# Derivatives of Monomials

We have seen [Derivative] that the derivative for a function $$f$$ at some point $$x_0$$ is given formally by $f'(x_0)=\lim_{x\to x_0} \frac{f(x)-f(x_0)}{x-x_0}.$ However, this does not do us much good - how can we find this in practice? In this section, we'll compute some derivatives of some common functions, with the plan of building a library of things from which we can construct more complicated derivatives.

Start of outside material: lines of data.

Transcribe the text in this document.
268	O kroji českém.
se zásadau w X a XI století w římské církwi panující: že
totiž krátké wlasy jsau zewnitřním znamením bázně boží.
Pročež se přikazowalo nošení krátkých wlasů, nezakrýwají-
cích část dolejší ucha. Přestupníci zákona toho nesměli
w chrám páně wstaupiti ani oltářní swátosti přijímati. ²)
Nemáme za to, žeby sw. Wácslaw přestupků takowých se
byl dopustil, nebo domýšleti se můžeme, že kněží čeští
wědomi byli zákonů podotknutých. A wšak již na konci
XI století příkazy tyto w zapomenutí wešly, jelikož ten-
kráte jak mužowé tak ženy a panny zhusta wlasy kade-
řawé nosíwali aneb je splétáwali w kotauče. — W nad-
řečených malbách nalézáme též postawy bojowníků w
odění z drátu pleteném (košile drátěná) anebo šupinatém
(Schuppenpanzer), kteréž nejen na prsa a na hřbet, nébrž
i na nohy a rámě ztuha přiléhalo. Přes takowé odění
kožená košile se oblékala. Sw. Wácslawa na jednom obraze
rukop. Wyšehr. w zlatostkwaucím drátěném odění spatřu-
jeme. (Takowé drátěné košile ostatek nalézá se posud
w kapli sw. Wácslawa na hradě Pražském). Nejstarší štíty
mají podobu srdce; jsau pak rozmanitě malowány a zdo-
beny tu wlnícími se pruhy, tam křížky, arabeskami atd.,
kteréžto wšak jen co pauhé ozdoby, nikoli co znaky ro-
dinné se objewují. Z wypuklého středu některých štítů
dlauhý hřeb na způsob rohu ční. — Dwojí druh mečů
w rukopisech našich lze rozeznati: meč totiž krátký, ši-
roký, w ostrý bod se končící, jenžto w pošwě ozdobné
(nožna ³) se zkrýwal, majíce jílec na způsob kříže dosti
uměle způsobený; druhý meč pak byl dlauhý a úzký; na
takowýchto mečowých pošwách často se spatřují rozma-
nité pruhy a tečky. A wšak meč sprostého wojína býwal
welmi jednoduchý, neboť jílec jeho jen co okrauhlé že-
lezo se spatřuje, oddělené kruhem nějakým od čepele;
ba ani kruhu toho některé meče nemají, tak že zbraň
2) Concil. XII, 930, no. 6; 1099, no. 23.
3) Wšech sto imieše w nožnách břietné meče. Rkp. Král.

The simplest function whose derivatives we can compute is a constant function $$f$$ such that $$f(x)=K$$. In that case it is immediate that $f'(x_0)=\lim_{x\to x_0}\frac{f(x)-f(x_0)}{x-x_0}= \lim_{x\to x_0}\frac{K-K}{x-x_0} = 0.$ This is no surprise, inasmuch as it is obvious that for a constant function we always have $$f(x)=f(x_0)$$ for every point $$x_0$$ in the domain of $$f$$. In other words, using the formulation from Section 1: $f(x) = f(x_0)+0(x-x_0) + 0(x-x_0)^2.$

The next obvious thing to consider is the function given by $$f(x)=x$$. In this case \begin{align} f'(x_0) &= \lim_{x\to x_0}\frac{f(x)-f(x_0)}{x-x_0}\\ &=\lim_{x\to x_0}\frac{x-x_0}{x-x_0}\\ &= 1. \end{align} Again this is no surprise, since \begin{align} f(x) &= f(x_0)+f'(x_0)(x-x_0)+R(x)(x-x_0)^2\\ &= x_0 + (x-x_0). \end{align}

Let's keep going to consider the function given by $$f(x)=x^2$$. This time we have \begin{align} f'(x_0) &= \lim_{x\to x_0}\frac{x^2-x_0^2}{x-x_0}\\ &= \lim_{x\to x_0}\frac{(x-x_0)(x+x_0)}{x-x_0}\\ &= \lim_{x\to x_0}{x+x_0}\\ &= 2x_0. \end{align} This seems a bit less obvious. On the other hand, we might notice a pattern here. As we increase the powers on $$x$$ we will always be able to factor out a term that looks like $$(x-x_0)$$. That will always cancel with the term in the denominator. We could do a couple more powers of $$x$$ to verify it, but let's just go to a hypothesis about the derivative of $$x^n$$ for non-negative $$n$$. We think that whenever $$f(x)=x^n$$, then $$f'(x_0)=nx_0^{n-1}$$. Let's see whether we can establish that result. We can write \begin{align} f'(x_0) &= \lim_{x\to x_0}\frac{x^n-x_0^n}{x-x_0}\\ &= \lim_{x\to x_0}\frac{(x-x_0)(x^{n-1}+x^{n-2}x_0+x^{n-3}x_0^2+\cdots+x_0^{n-1})}{x-x_0}\\ &= \lim_{x\to x_0}(x^{n-1}+x^{n-2}x_0+x^{n-3}x_0^2+\cdots+x_0^{n-1})\\ &= nx_0^{n-1}. \end{align}

This is such a nice result. Does it work for negative powers of $$x$$? Let $$f(x)=x^{-n}$$ for some positive integer $$n$$. Then \begin{align} f'(x_0) &= \lim_{x\to x_0} \frac{\frac1{x^n}-\frac1{x_0^n}}{x-x_0}\\ &= \lim_{x\to x_0} \frac{\frac{x_0^n}{x_0^nx^n}-\frac{x^n}{x^nx_0^n}}{x-x_0}\\ &= \lim_{x\to x_0} \frac{x_0^n-x^n}{(x^nx_0^n)(x-x_0)}\\ &= \lim_{x\to x_0} \frac{(x_0-x)(x^{n-1}+x^{n-2}x_0+x^{n-3}x_0^2+\cdots+x_0^{n-1})}{(x^nx_0^n)(x-x_0)}\\ &= -\lim_{x\to x_0} \left( \frac{x^{n-1}}{x^nx_0^n} + \frac{x^{n-2}x_0}{x^nx_0^n} + \cdots + \frac{x_0^{n-1}}{x^nx_0^n} \right)\\ &= -\frac{n}{x_0^{n+1}}\\ &= -n x_0^{-n-1},\\ \end{align} so long as $$x_0\ne 0$$. Thus, we get the following remarkable result.

Theorem: [MonomialDerivative] For any integer $$n$$ the derivative of $$x^n$$ is $$nx^{n-1}$$, wherever that is defined.